PDT treatment procedure

First, the most severely affected areas are treated with the Laser pre-treated.
Afterwards, a special cream, the so-called photosensitizer, is applied to the skin for three hours, which accumulates especially in the skin cancer cells (topical application).

After their exposure time, the skin is exposed to visible, intense light of a certain wavelength, which leads to the formation of oxygen radicals and the destruction of pathologically changed cells. A distinction is made between primary cytotoxicity, which primarily damages the cells, and secondary cytotoxicity of the photosensitizer, which affects the blood vessels (systemic effect).
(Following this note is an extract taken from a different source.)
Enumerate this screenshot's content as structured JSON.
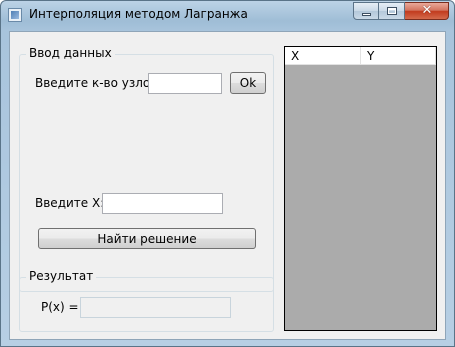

Photodynamic therapy has proven itself well in the treatment of actinic keratoses and basaliomas. The actual treatment takes only 10 to 20 minutes and can be repeated at intervals of two weeks. To avoid pain during or after the therapy, either painkilling medication or gels are administered.
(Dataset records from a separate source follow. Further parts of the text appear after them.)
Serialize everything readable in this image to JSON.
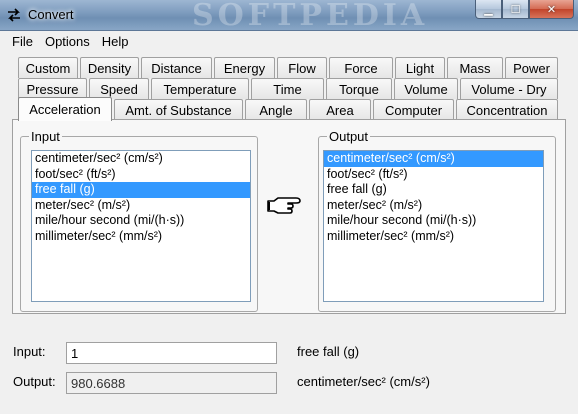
{
  "window": {
    "title": "Convert",
    "watermark": "SOFTPEDIA",
    "controls": {
      "minimize": "▁",
      "maximize": "☐",
      "close": "✕"
    }
  },
  "menu": [
    "File",
    "Options",
    "Help"
  ],
  "tabs": {
    "row1": [
      "Custom",
      "Density",
      "Distance",
      "Energy",
      "Flow",
      "Force",
      "Light",
      "Mass",
      "Power"
    ],
    "row2": [
      "Pressure",
      "Speed",
      "Temperature",
      "Time",
      "Torque",
      "Volume",
      "Volume - Dry"
    ],
    "row3": [
      "Acceleration",
      "Amt. of Substance",
      "Angle",
      "Area",
      "Computer",
      "Concentration"
    ],
    "active": "Acceleration"
  },
  "input_group": {
    "label": "Input",
    "items": [
      "centimeter/sec² (cm/s²)",
      "foot/sec² (ft/s²)",
      "free fall (g)",
      "meter/sec² (m/s²)",
      "mile/hour second (mi/(h·s))",
      "millimeter/sec² (mm/s²)"
    ],
    "selected_index": 2
  },
  "output_group": {
    "label": "Output",
    "items": [
      "centimeter/sec² (cm/s²)",
      "foot/sec² (ft/s²)",
      "free fall (g)",
      "meter/sec² (m/s²)",
      "mile/hour second (mi/(h·s))",
      "millimeter/sec² (mm/s²)"
    ],
    "selected_index": 0
  },
  "convert_icon": "pointing-hand-icon",
  "fields": {
    "input_label": "Input:",
    "input_value": "1",
    "input_unit": "free fall (g)",
    "output_label": "Output:",
    "output_value": "980.6688",
    "output_unit": "centimeter/sec² (cm/s²)"
  },
  "colors": {
    "selection": "#3399ff",
    "titlebar": "#7f9dbf"
  }
}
Healthy tissue is largely spared during photodynamic therapy. After the treatment, inflammation of the affected skin area occurs for a few days, which confirms the effectiveness of the therapy and is harmless.

Local therapy with imiquimod ointment:

Imiquimod stimulates the immune response to tumour cells by promoting the production of immune system messenger substances called cytokines (for large superficial basal cell carcinomas). Inflammatory reactions, burning and pain may occur.

Prevent white skin cancer

Vitamins and antioxidants: Nicotinamide (vitamin B3) in high doses is said to stimulate the mechanism for self-repair of DNA and counteract UV damage in cells.
The aggressiveness of cancer cells of the skin can be reduced with the help of vitamin D.
(Have vitamin D levels checked in the laboratory).
Raspberries, blackberries and strawberries contain large amounts of ellagic acid, which is able to render all carcinogenic substances in the body harmless.

Skin cancer screening: It is best to avoid excessive sun exposure. If in the sun, then only with high sun protection!